Perbuatan-perbuatan baik adalah langkah-langkah solutif akan masalah yang dihadapi oleh umat. Jika kebajikan telah mendarah daging dalam diri para pemimpin, maka dengan sendirinya kesejahteraan dan kemakmuran rakyat akan mudah tercapai. Pemimpin dituntut tidak hanya menunjukkan tetapi mengantar rakyat ke pintu gerbang kebahagiaan. Dengan kata lain, tidak sekedar mengucapkan dan menganjurkan, tetapi mampu mempraktikkan pada diri pribadi kemudian mensosialisasikannya di tengah masyarakat. Pemimpin sejati harus mempunyai kepekaan yang tinggi (sense of crisis), yaitu apabila rakyat menderita dia yang pertama sekali merasakan pedihnya dan apabila rakyat sejahtera cukup dia yang terakhir sekali menikmatinya. Sedangkan tahan diejek dan siap diejek mengandung arti kesabaran dan ketabahan sebagaimana ditegaskan oleh Al Qur’an Surat As-Sajdah (32): 24 “Kami jadikan mereka pemimpin ketika mereka sabar/tabah” Kesabaran dan ketabahan dijadikan pertimbangan dalam mengangkat seorang pemimpin. Dulu K.H. Ahmad Dahlan awalnya juga banyak mendapatkan ejekan, karena beliau melakukan sesuatu yang dipandang masyarakat ‘lucu’ atau tidak umum. Karena itu seorang pemimpin harus berani ‘tampil beda’, tapi jangan sekedar tampil beda yang tanpa makna.

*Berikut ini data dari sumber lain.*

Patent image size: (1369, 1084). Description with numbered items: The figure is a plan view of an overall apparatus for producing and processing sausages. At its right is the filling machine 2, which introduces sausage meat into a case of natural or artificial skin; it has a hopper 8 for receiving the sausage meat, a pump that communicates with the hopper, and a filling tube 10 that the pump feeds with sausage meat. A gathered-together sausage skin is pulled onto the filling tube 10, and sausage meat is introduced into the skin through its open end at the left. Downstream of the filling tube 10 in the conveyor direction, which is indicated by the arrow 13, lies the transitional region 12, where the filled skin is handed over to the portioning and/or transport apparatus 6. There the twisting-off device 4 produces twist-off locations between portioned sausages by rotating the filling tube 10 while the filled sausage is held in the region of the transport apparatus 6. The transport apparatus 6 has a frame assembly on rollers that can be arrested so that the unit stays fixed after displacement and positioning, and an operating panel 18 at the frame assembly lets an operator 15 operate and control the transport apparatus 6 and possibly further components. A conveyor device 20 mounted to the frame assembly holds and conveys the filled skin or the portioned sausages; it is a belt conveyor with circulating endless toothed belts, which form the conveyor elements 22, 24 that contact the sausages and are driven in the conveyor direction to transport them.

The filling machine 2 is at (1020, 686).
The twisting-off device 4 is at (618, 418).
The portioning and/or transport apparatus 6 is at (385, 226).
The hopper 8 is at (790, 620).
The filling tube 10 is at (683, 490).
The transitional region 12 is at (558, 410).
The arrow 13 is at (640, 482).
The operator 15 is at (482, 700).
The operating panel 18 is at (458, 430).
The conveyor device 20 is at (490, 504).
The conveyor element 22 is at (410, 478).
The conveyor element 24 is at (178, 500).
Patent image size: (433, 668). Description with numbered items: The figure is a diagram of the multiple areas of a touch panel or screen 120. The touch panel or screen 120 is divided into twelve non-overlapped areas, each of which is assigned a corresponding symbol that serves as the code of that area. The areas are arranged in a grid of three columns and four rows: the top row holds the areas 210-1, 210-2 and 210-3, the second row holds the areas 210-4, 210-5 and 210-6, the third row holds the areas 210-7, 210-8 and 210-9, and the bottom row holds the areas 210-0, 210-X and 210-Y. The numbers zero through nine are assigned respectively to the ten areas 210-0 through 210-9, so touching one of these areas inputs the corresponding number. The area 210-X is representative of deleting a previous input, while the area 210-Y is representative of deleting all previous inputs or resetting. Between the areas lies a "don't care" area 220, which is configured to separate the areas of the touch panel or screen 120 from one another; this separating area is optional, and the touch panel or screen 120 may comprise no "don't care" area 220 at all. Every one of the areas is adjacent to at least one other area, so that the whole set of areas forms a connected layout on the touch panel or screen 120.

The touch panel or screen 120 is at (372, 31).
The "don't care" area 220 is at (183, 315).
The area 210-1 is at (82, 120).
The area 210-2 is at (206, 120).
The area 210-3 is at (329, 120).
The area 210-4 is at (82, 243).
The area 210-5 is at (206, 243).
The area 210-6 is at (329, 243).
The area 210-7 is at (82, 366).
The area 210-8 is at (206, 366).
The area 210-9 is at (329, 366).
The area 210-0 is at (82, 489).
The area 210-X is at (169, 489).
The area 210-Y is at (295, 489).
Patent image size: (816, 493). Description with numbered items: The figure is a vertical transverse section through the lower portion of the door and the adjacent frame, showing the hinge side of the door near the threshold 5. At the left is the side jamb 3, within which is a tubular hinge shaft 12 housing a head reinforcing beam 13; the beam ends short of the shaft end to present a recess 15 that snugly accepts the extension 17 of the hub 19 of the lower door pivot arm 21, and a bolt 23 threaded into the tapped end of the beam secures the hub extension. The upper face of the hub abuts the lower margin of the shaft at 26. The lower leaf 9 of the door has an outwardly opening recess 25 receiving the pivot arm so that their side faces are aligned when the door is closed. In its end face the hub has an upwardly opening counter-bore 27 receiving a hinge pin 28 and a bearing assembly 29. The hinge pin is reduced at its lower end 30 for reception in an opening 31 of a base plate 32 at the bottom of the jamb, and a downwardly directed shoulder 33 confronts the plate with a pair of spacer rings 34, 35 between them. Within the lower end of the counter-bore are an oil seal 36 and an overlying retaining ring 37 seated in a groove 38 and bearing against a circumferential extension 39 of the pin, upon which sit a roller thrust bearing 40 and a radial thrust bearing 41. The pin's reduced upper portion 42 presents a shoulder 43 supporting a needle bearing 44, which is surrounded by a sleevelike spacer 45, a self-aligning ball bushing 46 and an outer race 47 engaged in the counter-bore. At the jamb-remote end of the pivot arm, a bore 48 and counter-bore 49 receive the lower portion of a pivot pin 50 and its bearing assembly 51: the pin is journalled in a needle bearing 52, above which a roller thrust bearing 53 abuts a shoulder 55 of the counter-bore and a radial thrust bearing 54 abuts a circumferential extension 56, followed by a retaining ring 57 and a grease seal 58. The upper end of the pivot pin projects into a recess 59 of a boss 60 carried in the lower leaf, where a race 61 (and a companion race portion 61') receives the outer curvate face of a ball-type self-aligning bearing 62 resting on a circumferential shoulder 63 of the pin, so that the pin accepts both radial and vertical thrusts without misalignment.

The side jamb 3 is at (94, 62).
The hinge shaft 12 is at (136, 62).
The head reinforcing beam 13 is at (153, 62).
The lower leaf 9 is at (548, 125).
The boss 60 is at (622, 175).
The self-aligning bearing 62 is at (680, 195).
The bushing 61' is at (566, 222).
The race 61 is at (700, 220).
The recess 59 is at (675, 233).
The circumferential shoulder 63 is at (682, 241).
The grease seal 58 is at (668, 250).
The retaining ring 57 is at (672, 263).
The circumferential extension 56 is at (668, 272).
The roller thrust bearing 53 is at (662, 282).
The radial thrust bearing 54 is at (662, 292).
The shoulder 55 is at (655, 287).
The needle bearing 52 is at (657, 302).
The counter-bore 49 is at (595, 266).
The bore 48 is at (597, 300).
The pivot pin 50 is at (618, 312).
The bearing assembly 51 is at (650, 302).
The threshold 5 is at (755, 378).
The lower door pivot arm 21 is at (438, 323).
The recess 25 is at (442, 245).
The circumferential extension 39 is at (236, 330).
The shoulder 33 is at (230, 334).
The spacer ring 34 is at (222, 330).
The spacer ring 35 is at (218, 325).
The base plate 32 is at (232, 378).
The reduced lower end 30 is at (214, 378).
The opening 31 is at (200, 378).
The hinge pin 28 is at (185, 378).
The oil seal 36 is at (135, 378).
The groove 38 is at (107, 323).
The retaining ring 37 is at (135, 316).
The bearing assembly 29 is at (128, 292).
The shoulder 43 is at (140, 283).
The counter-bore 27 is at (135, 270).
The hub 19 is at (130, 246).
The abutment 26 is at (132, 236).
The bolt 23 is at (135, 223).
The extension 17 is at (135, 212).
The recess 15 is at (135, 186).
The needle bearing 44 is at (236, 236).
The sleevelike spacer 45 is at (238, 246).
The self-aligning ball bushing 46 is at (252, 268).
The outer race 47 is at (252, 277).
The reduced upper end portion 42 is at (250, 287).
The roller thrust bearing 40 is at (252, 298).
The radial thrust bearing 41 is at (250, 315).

Disamping harus Muqsit, kriteria minimal pemimpin tersimpul juga pada sifat wajib para nabi/rasul yaitu: shidiq, amanah, tabligh, fathonah. Shidiq yaitu kebenaran dan kesungguhan dalam bersikap, berucap dan bertindak di dalam melaksanakan tugasnya. Kebenaran harus diungkapkan oleh pemimpin walau dampaknya pahit bagi sekelompok orang. Kriteria ini menuntut adanya penolakan akan kebohongan publik. Seorang yang hanya janji saat kampanye dan tidak ada bukti saat sudah jadi pemimpin termasuk yang tidak masuk kriteria ini. Amanah, yaitu dapat dipercaya. Artinya seorang pemimpin adalah orang yang dapat dipercaya untuk mewujudkan masyarakat yang terdidik, damai, bermartabat dan adil. Karena itu seorang pemimpin harus mempunyai kredibilitas etika yang sudah teruji di masyarakat. Fathonah, yaitu kecerdasan, kecakapan memimpin dan managerial. Kecerdasan tidak hanya intelektual, tetapi juga kecerdasan sosial, emosi, maupun spiritual. Seorang pemimpin yang mempunyai kecerdasan emosi dan sosial yang bagus maka akan dengan sendirinya mempunyai sifat terbuka, menghargai perbedaan serta tidak memperlakukan dirinya sebagai ‘tuhan’ untuk menghakimi orang yang mempunyai perbedaan keyakinan ataupun pemikiran. Tabligh, yaitu penyampaian secara jujur dan bertanggung jawab atas segala tindakan yang diambilnya. Aspek ini juga mencakup akuntabilitas dan transparansi semua kegiatan, anggaran serta sumber-sumber dana yang digunakan. Seorang pemimpin harus mempunyai kepekaan dan tanggung jawab untuk berbagi dengan yang dipimpin terkait sumber-sumber dana yang dapat diakses, juga informasi-informasi penting lainnya.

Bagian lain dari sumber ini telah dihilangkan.